Several big questions include: What price must you get for the stakes in order to be profitable? What to do with the bark? What to do with the low grade lumber? What to do with the clear or upper grade lumber which you can sell for more money and more profit than if you make such lumber into stakes? What to do with the sawdust? What to do with the wood scraps including the slabs and scrapes from the stake machine? Will you edge the lumber or use un-edged lumber for making stakes? What to do if the stake market decreases or another mill begins to compete? Must you run five days a week, 50 weeks a year in order to meet the demand? How many employees will you have? How much rolling stock (fork lift, log truck, lumber delivery trucks, etc.) will you need? Who will sharpen the various saw blades? Will your mill have a roof over it? Will you run in cold weather? Can you get the needed electricity? Also, there are only a few parts of the country that will have 16' logs mainly. Most will have 8' or 12'.
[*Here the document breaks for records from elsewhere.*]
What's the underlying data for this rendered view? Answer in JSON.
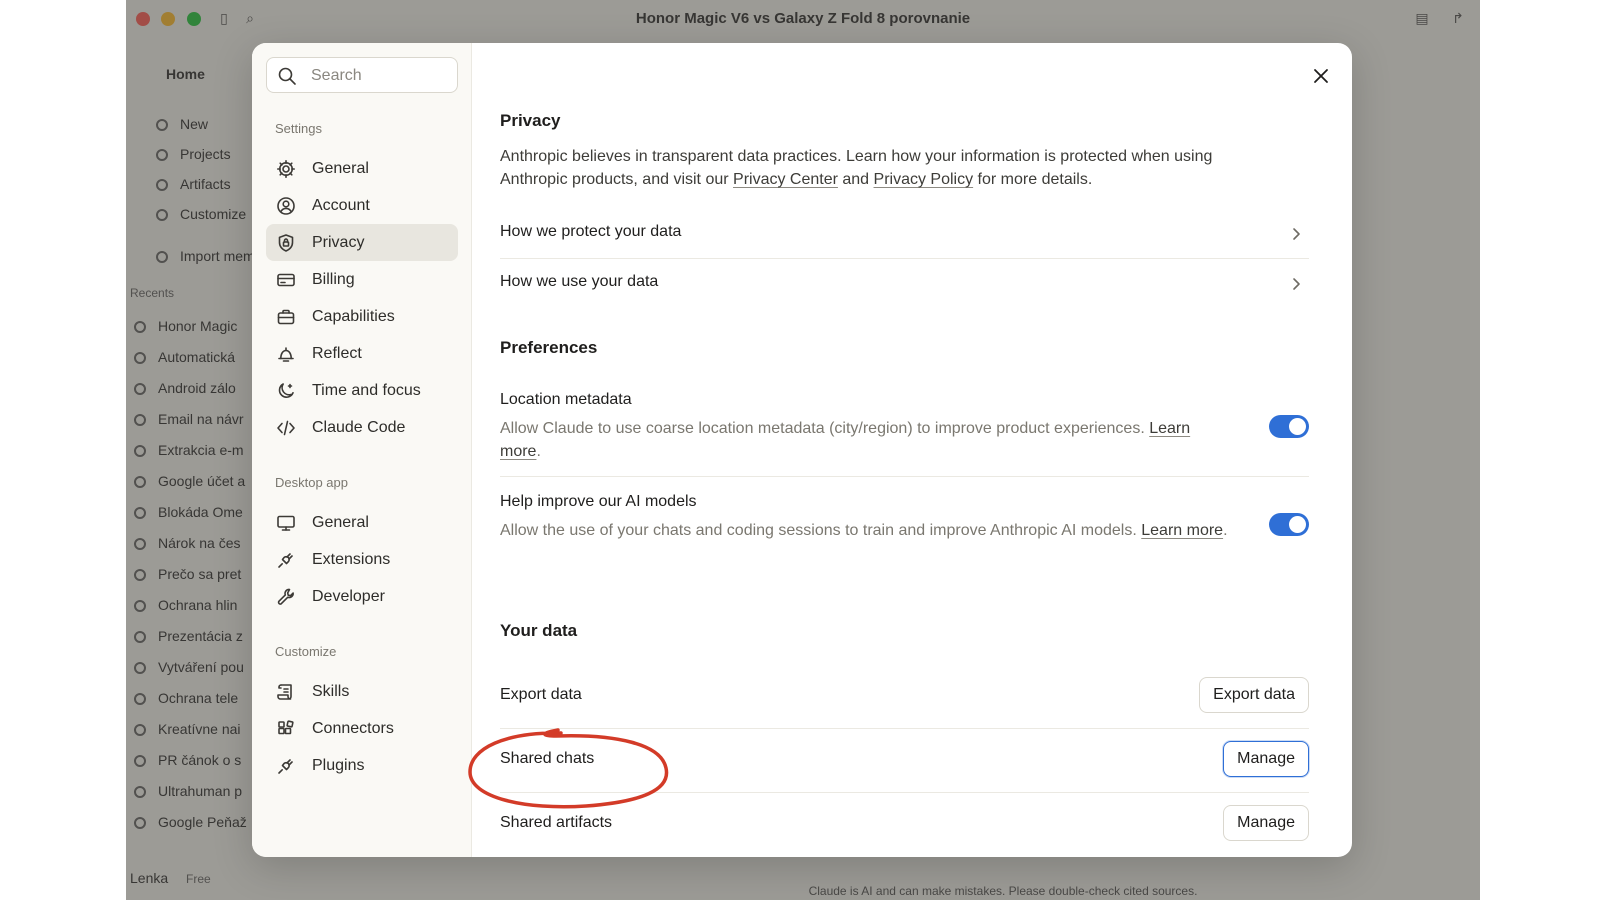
{
  "app": {
    "title": "Honor Magic V6 vs Galaxy Z Fold 8 porovnanie",
    "home_label": "Home",
    "sidebar_items": [
      "New",
      "Projects",
      "Artifacts",
      "Customize",
      "Import memo"
    ],
    "recents_label": "Recents",
    "recents": [
      "Honor Magic",
      "Automatická",
      "Android zálo",
      "Email na návr",
      "Extrakcia e-m",
      "Google účet a",
      "Blokáda Ome",
      "Nárok na čes",
      "Prečo sa pret",
      "Ochrana hlin",
      "Prezentácia z",
      "Vytváření pou",
      "Ochrana tele",
      "Kreatívne nai",
      "PR čánok o s",
      "Ultrahuman p",
      "Google Peňaž"
    ],
    "user_name": "Lenka",
    "user_plan": "Free",
    "footer_note": "Claude is AI and can make mistakes. Please double-check cited sources."
  },
  "search": {
    "placeholder": "Search"
  },
  "nav": {
    "settings_label": "Settings",
    "settings_items": [
      {
        "label": "General",
        "icon": "gear-icon"
      },
      {
        "label": "Account",
        "icon": "user-circle-icon"
      },
      {
        "label": "Privacy",
        "icon": "shield-lock-icon"
      },
      {
        "label": "Billing",
        "icon": "credit-card-icon"
      },
      {
        "label": "Capabilities",
        "icon": "briefcase-icon"
      },
      {
        "label": "Reflect",
        "icon": "bell-icon"
      },
      {
        "label": "Time and focus",
        "icon": "moon-sparkle-icon"
      },
      {
        "label": "Claude Code",
        "icon": "code-icon"
      }
    ],
    "desktop_label": "Desktop app",
    "desktop_items": [
      {
        "label": "General",
        "icon": "monitor-icon"
      },
      {
        "label": "Extensions",
        "icon": "plug-icon"
      },
      {
        "label": "Developer",
        "icon": "wrench-icon"
      }
    ],
    "customize_label": "Customize",
    "customize_items": [
      {
        "label": "Skills",
        "icon": "scroll-icon"
      },
      {
        "label": "Connectors",
        "icon": "blocks-icon"
      },
      {
        "label": "Plugins",
        "icon": "plug-icon"
      }
    ]
  },
  "privacy": {
    "title": "Privacy",
    "intro_1": "Anthropic believes in transparent data practices. Learn how your information is protected when using Anthropic products, and visit our ",
    "privacy_center_link": "Privacy Center",
    "intro_and": " and ",
    "privacy_policy_link": "Privacy Policy",
    "intro_2": " for more details.",
    "protect_row": "How we protect your data",
    "use_row": "How we use your data"
  },
  "preferences": {
    "title": "Preferences",
    "location": {
      "label": "Location metadata",
      "desc": "Allow Claude to use coarse location metadata (city/region) to improve product experiences. ",
      "link": "Learn more",
      "suffix": ".",
      "enabled": true
    },
    "improve": {
      "label": "Help improve our AI models",
      "desc": "Allow the use of your chats and coding sessions to train and improve Anthropic AI models. ",
      "link": "Learn more",
      "suffix": ".",
      "enabled": true
    }
  },
  "your_data": {
    "title": "Your data",
    "export_label": "Export data",
    "export_button": "Export data",
    "shared_chats_label": "Shared chats",
    "shared_chats_button": "Manage",
    "shared_artifacts_label": "Shared artifacts",
    "shared_artifacts_button": "Manage"
  },
  "colors": {
    "accent": "#2f6fd6",
    "annotation": "#d33b28",
    "active_nav": "#e8e6df"
  }
}
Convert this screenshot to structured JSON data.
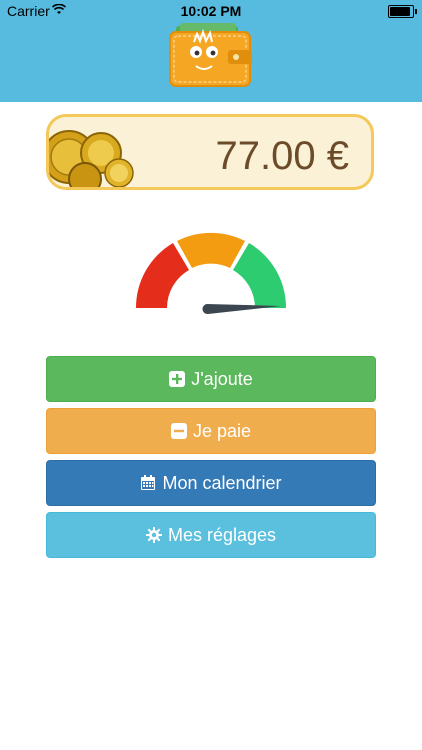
{
  "status_bar": {
    "carrier": "Carrier",
    "time": "10:02 PM"
  },
  "header": {
    "color": "#56bbde",
    "logo_icon": "wallet-face-logo"
  },
  "balance": {
    "amount": "77.00 €",
    "coins_icon": "gold-coins-image"
  },
  "gauge": {
    "segments": [
      "red",
      "orange",
      "green"
    ],
    "colors": [
      "#e52d1b",
      "#f39c12",
      "#2ecc71"
    ]
  },
  "actions": {
    "add_label": "J'ajoute",
    "pay_label": "Je paie",
    "calendar_label": "Mon calendrier",
    "settings_label": "Mes réglages"
  }
}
I do believe that $200K is a bit small for this size operation, especially because you must buy the equipment, pay for site preparation and various buildings (including an office, product storage building, sawmill building) and rolling stock (maybe $50K for a good lift and truck), and then pay for 30 days of log inventory and then 30 days after delivery of the product before the first payment, plus all the start-up costs, and so on. You need to have money for the incorporation, for an accountant and quarterly taxes, for various insurances (fire, liability, health), for electricity, for workers comp, You can use a business plan to address all these issues and answer all these questions; usually there is a local state extension person to help formulate your specific plan.
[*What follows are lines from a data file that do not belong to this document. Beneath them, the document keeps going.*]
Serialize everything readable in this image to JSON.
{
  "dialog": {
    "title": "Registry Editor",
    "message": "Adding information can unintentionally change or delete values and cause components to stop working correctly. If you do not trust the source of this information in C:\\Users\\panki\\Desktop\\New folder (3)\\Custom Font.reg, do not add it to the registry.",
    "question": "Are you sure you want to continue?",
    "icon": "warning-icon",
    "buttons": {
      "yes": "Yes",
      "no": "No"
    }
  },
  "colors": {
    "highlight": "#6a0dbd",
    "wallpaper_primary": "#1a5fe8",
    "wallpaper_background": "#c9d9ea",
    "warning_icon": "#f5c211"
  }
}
Overall, you should use a loan for getting all the equipment and buildings, and use cash for all other expenses. If you have extra cash after a month or so of full operation and you have some money set aside for a "rainy day," then you can begin to pay off the loans. Basically, you have two financial issues - making a profit and cash flow. It is surprising how often a profitable sawmill operation fails because of poor cash flow.
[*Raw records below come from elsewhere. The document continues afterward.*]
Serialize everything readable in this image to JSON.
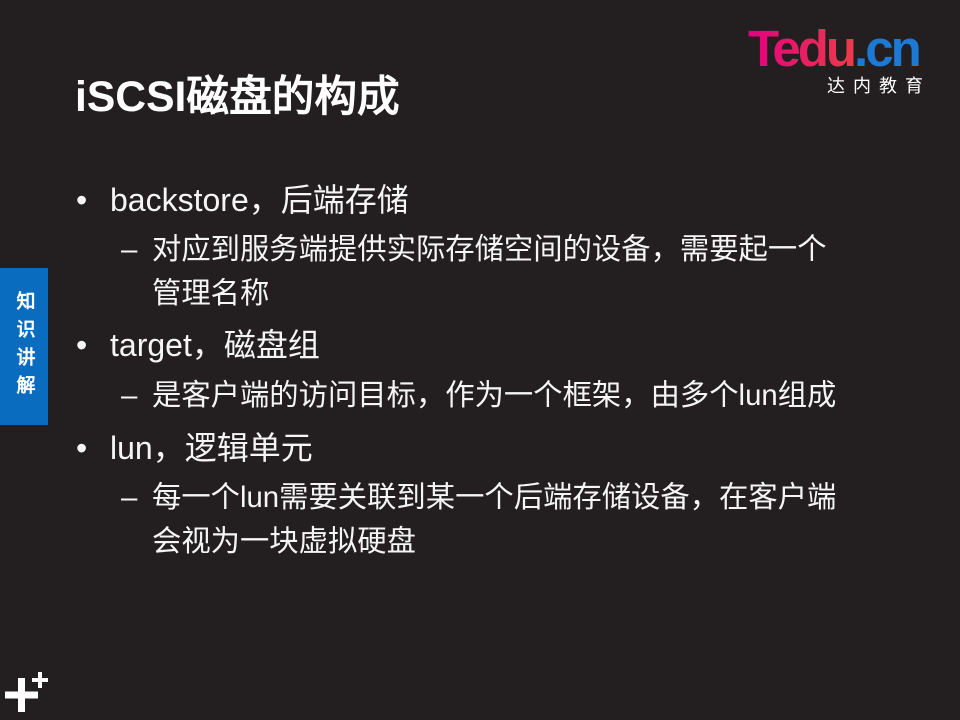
{
  "slide": {
    "title": "iSCSI磁盘的构成"
  },
  "logo": {
    "wordmark_main": "Tedu",
    "wordmark_suffix": ".cn",
    "tagline": "达内教育"
  },
  "side_tab": {
    "label": "知识讲解"
  },
  "markers": {
    "bullet": "•",
    "dash": "–"
  },
  "bullets": [
    {
      "text": "backstore，后端存储",
      "detail": [
        "对应到服务端提供实际存储空间的设备，需要起一个",
        "管理名称"
      ]
    },
    {
      "text": "target，磁盘组",
      "detail": [
        "是客户端的访问目标，作为一个框架，由多个lun组成"
      ]
    },
    {
      "text": "lun，逻辑单元",
      "detail": [
        "每一个lun需要关联到某一个后端存储设备，在客户端",
        "会视为一块虚拟硬盘"
      ]
    }
  ],
  "icons": {
    "corner_mark": "plus-icon"
  },
  "colors": {
    "background": "#231f20",
    "text": "#f5f5f5",
    "title": "#ffffff",
    "side_tab": "#0a6cbf",
    "logo_gradient_start": "#e4007f",
    "logo_gradient_end": "#ea3c4a",
    "logo_suffix": "#1c7ad4"
  }
}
As for mills, I would go with a band mill and with as much hydraulics and automation as I could. I would also select a major brand with good customer support. We have a fork lift and a Bobcat skid steer loader. If I could only own one of those it would be the skid steer. I wonder if you might be ahead to hire some local band mills to mill the initial stock. Then you could concentrate on turning the lumber into stakes. The initial investment would be much less as would be the learning curve.